As I began to understand the enormity of what was transpiring, I would witness as more was leaving, taken, purged, and I would remain detached and curious about the process.
I decided to actively partner with the process as I purged and released more, and more. Willingly, even, after a time.
It wasn’t easy. But necessary.
It was also achingly beautiful.
Towards the end of the active process, I made an effigy of myself and all the things about me that I was letting go of. And I buried her.
I gave her(former me) a lovely, private burial ceremony. I wept in gratitude. It was quiet, peaceful.
So much so, that my next thought became “I have no idea what I just did, but this ought to be HUGE.”
And it was.
I surrendered to the process and watched as more was stripped away – my home, my business, more of my possessions. And to some extent, my community.
Then a sudden, intense AF heartbreak occurred. And I was broken open more than I ever had been in my life.
I came to understand that the pain I was experiencing and expressing was the culmination of pain I’d never felt, released, or expressed throughout my current lifetime. And some from past lives.
The miracles that flooded in Graced me in such an astonishing way, I’m filled with tears to recall it.
I sobbed from pain, from opening, and from gratitude all at once.
I easily felt all the pain of the world. And the pain of those around me who were struggling or undergoing life-threatening illnesses.
I wept for months.
Some of what I’d let go of was returned to me- true heart-gifts of love, people who are the truest loved ones in my life.
I also came to realize that part of the pain was in the holding on. I was still holding on to hopes, dreams, aspirations, and that undergoing Shamanic Death means that those things must die as well.

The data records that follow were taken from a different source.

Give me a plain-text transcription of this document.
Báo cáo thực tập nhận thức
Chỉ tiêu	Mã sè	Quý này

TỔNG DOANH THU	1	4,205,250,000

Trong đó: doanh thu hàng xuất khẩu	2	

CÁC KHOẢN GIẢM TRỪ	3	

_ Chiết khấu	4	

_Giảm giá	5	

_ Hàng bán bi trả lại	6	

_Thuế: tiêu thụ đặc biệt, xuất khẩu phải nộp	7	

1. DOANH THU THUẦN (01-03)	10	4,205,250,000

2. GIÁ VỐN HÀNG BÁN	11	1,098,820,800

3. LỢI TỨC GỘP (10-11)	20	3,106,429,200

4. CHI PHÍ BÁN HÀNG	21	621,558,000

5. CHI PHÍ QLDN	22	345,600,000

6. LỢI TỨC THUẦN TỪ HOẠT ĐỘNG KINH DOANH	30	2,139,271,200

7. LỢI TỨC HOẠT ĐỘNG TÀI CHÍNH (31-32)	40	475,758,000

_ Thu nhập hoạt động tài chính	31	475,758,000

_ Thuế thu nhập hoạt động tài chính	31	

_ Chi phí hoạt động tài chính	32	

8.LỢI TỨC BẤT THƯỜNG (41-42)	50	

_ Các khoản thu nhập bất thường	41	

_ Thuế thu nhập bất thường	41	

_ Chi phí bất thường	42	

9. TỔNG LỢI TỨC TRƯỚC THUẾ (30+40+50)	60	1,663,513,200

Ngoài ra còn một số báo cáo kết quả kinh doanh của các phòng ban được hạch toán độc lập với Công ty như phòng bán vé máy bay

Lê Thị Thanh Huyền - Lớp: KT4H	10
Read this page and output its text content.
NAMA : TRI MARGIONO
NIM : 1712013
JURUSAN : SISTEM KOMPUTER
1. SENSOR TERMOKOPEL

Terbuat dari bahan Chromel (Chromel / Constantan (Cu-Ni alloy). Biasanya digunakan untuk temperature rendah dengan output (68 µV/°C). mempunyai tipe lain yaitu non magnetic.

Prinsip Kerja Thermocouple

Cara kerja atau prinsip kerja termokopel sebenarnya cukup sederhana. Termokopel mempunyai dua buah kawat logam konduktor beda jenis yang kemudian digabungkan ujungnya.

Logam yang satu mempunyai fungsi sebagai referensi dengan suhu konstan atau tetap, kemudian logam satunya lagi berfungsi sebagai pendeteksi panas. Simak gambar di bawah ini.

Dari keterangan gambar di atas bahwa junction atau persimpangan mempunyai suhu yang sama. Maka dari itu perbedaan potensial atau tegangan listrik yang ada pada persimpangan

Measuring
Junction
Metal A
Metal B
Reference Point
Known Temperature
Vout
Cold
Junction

For all the initiations I’ve undergone – most of them willingly, some not so – this life, death and rebirth was the hugest, most profound I’ve endured.
In many ways I’ve become “unfuckwithable.”
Life has a way of initiating us. Some of those things we accept, willingly.
Others, not so much. That’s when we make things harder on ourselves.
When we emerge from these experiences/events, we are at once no longer recognizable, and more ourselves than ever before.